Former India cricket captain Mohammad Azharuddin is pictured in 2009. A court in India on Thursday overruled the life ban imposed on Azharuddin in 2000 for match-fixing, posing a major challenge to the sport's ruling body.
©AFP/File - Manan Vatsyayana
NEW DELHI (AFP) - A court in India on Thursday overruled the life ban imposed on former national cricket captain Mohammad Azharuddin in 2000 for match-fixing, posing a major challenge to the sport's ruling body.
The Andhra Pradesh High Court in Azharuddin's home city of Hyderabad upheld his petition against the ban, which followed a Central Bureau of Investigation (CBI) report in 2000 that found the cricketer guilty of corruption.
The court said the Board of Control for Cricket in India (BCCI) had acted "unilaterally" in imposing the ban and threw out a lower court's order that ruled in favour of the ban, the Press Trust of India news agency reported.
The court lifted the ban after agreeing with Azharuddin's lawyers that there was "no evidence against the former cricketer that he succumbed to any pressure while playing cricket", the news agency added.

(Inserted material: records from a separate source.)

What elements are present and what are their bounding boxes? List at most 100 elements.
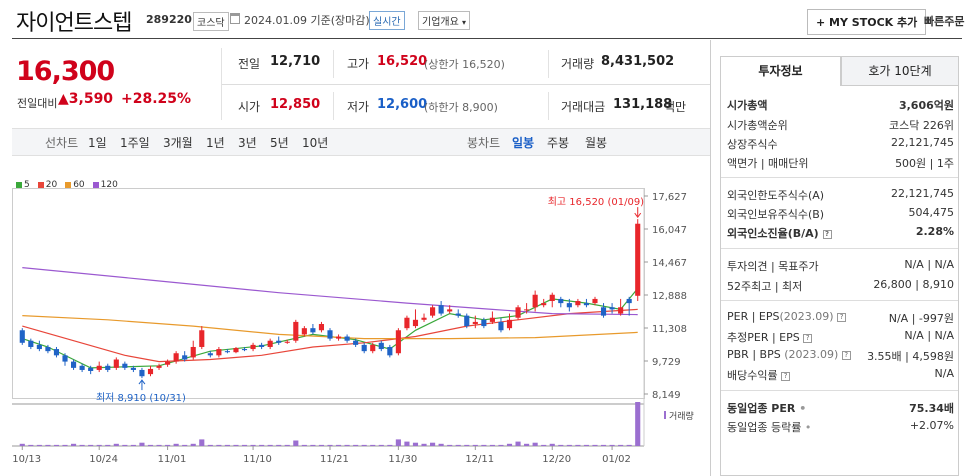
tab-monthly[interactable]: 월봉 (585, 136, 608, 150)
date-value: 2024.01.09 (244, 14, 307, 27)
help-icon[interactable]: ? (781, 371, 791, 381)
candle-body (489, 317, 495, 322)
quick-order-link[interactable]: 빠른주문 (924, 15, 965, 28)
tab-3year[interactable]: 3년 (238, 136, 257, 150)
tab-invest-info[interactable]: 투자정보 (720, 56, 841, 86)
x-tick-label: 10/24 (89, 454, 118, 465)
divider (721, 390, 958, 391)
tab-3month[interactable]: 3개월 (163, 136, 193, 150)
volume-label: 거래량 (561, 57, 595, 71)
mystock-add-button[interactable]: + MY STOCK 추가 (807, 9, 927, 35)
per-period: (2023.09) (779, 310, 834, 323)
period-tab-bar (12, 128, 710, 156)
tab-weekly[interactable]: 주봉 (547, 136, 570, 150)
per-label: PER | EPS (727, 310, 780, 323)
volume-bar (335, 444, 342, 446)
candle-body (173, 353, 179, 362)
tab-5year[interactable]: 5년 (270, 136, 289, 150)
candle-body (224, 351, 230, 353)
candle-body (566, 303, 572, 308)
volume-bar (105, 444, 111, 446)
candle-body (515, 307, 521, 318)
candle-body (541, 303, 547, 306)
volume-bar (438, 443, 444, 446)
w52-label: 52주최고 | 최저 (727, 280, 803, 293)
candle-body (370, 344, 376, 352)
legend-label: 5 (24, 180, 30, 190)
candle-body (412, 319, 419, 327)
tab-daily[interactable]: 일봉 (512, 136, 535, 150)
help-icon[interactable]: ? (822, 229, 832, 239)
mcap-rank-value: 코스닥 226위 (889, 119, 954, 132)
date-note: 기준(장마감) (310, 14, 370, 27)
company-info-dropdown[interactable]: 기업개요 ▾ (418, 11, 471, 30)
candle-body (395, 330, 401, 354)
candle-body (293, 321, 299, 341)
help-icon[interactable]: ? (837, 312, 847, 322)
volume-bar (301, 444, 307, 446)
foreign-ratio-label: 외국인소진율(B/A) (727, 227, 819, 240)
realtime-button[interactable]: 실시간 (369, 11, 405, 30)
foreign-ratio-value: 2.28% (915, 225, 954, 238)
legend-swatch (16, 182, 22, 188)
candle-body (147, 368, 154, 375)
ind-per-value: 75.34배 (909, 402, 954, 415)
tab-1day[interactable]: 1일 (88, 136, 107, 150)
candle-body (182, 355, 188, 360)
candle-body (88, 367, 94, 371)
candle-body (600, 307, 607, 316)
candle-body (310, 328, 316, 333)
tab-1week[interactable]: 1주일 (120, 136, 150, 150)
legend-swatch (65, 182, 72, 188)
help-icon[interactable]: ? (803, 333, 813, 343)
volume-bar (241, 444, 248, 446)
volume-bar (165, 444, 171, 446)
y-tick-label: 9,729 (652, 357, 681, 368)
chevron-down-icon: ▾ (462, 18, 467, 27)
market-badge: 코스닥 (193, 12, 229, 31)
volume-bar (421, 443, 427, 446)
legend-swatch (37, 182, 44, 188)
volume-bar (62, 444, 68, 446)
candle-body (609, 307, 615, 310)
candle-body (122, 363, 128, 368)
candle-body (53, 349, 60, 356)
candle-body (378, 342, 384, 350)
pbr-row: PBR | BPS (2023.09) ? (727, 348, 851, 361)
stock-chart[interactable]: 17,627 16,047 14,467 12,888 11,308 9,729 8,149… (12, 188, 712, 476)
candle-body (404, 317, 410, 329)
volume-bar (233, 444, 239, 446)
ind-rate-row: 동일업종 등락률 • (727, 419, 811, 435)
divider (333, 92, 334, 120)
y-tick-label: 16,047 (652, 225, 687, 236)
upper-limit: (상한가 16,520) (424, 58, 505, 71)
tab-10year[interactable]: 10년 (302, 136, 329, 150)
legend-label: 60 (73, 180, 85, 190)
candle-body (284, 341, 290, 343)
div-label: 배당수익률 (727, 369, 778, 382)
candle-body (447, 309, 453, 312)
tab-orderbook[interactable]: 호가 10단계 (841, 56, 959, 86)
pbr-label: PBR | BPS (727, 348, 781, 361)
shares-label: 상장주식수 (727, 138, 778, 151)
est-value: N/A | N/A (904, 329, 954, 342)
legend-swatch (92, 182, 99, 188)
candle-body (96, 365, 102, 370)
candle-body (335, 336, 342, 339)
volume-bar (224, 444, 230, 446)
x-tick-label: 10/13 (12, 454, 41, 465)
candle-body (276, 340, 282, 343)
tab-1year[interactable]: 1년 (206, 136, 225, 150)
ma-line-60 (22, 315, 638, 340)
help-icon[interactable]: ? (841, 350, 851, 360)
company-info-label: 기업개요 (422, 17, 459, 28)
current-price: 16,300 (16, 56, 115, 87)
legend-item-120: 120 (92, 180, 118, 190)
company-name: 자이언트스텝 (16, 11, 132, 36)
per-row: PER | EPS(2023.09) ? (727, 310, 847, 323)
candle-body (105, 365, 111, 370)
lower-limit: (하한가 8,900) (424, 101, 498, 114)
candle-body (207, 353, 213, 356)
opinion-label: 투자의견 | 목표주가 (727, 260, 819, 273)
amount-value: 131,188 (613, 97, 673, 112)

The BCCI was undecided whether to appeal the court's ruling, spokesman Rajiv Shukla told reporters in New Delhi.
"The legal team of the BCCI needs to analyse the judgement first, we can only comment on it after that," Shukla said.
Azharuddin, now 49 and an elected lawmaker, said he was delighted with the ruling.
"It was a long drawn-out legal case and it was painful," he told reporters in New Delhi. "But finally the verdict has come and I am happy that the ban has been lifted by the court.
"I am not going to take any legal action against any authority and I don't want to blame anybody for this also. It is about destiny and whatever had to happen has happened.
"My conscience was clear and I was not happy by the ban. But I take things positively. I am happy now and want to move on."
The CBI inquiry was conducted after a match-fixing scandal in 2000 that led to life bans also being imposed on two other Test captains, Hansie Cronje of South Africa and Salim Malik of Pakistan.
Cronje, who was accused by New Delhi police of taking money from bookie Sanjeev Chawla during South Africa's tour of India in 2000, died in a plane crash two years later.
Azharuddin was stranded on 99 Test appearances due to the ban, having made 6,215 runs at an average of 45.03 after bursting on the scene in 1984-85 with centuries in each of his first three Tests.
The wristy right-hand batsman finished with 22 Test centuries. He also scored 9,378 runs in 334 one-day internationals with seven hundreds.
Azharuddin joined politics in 2009 and was elected to the lower house of parliament the same year on a Congress ticket from Moradabad.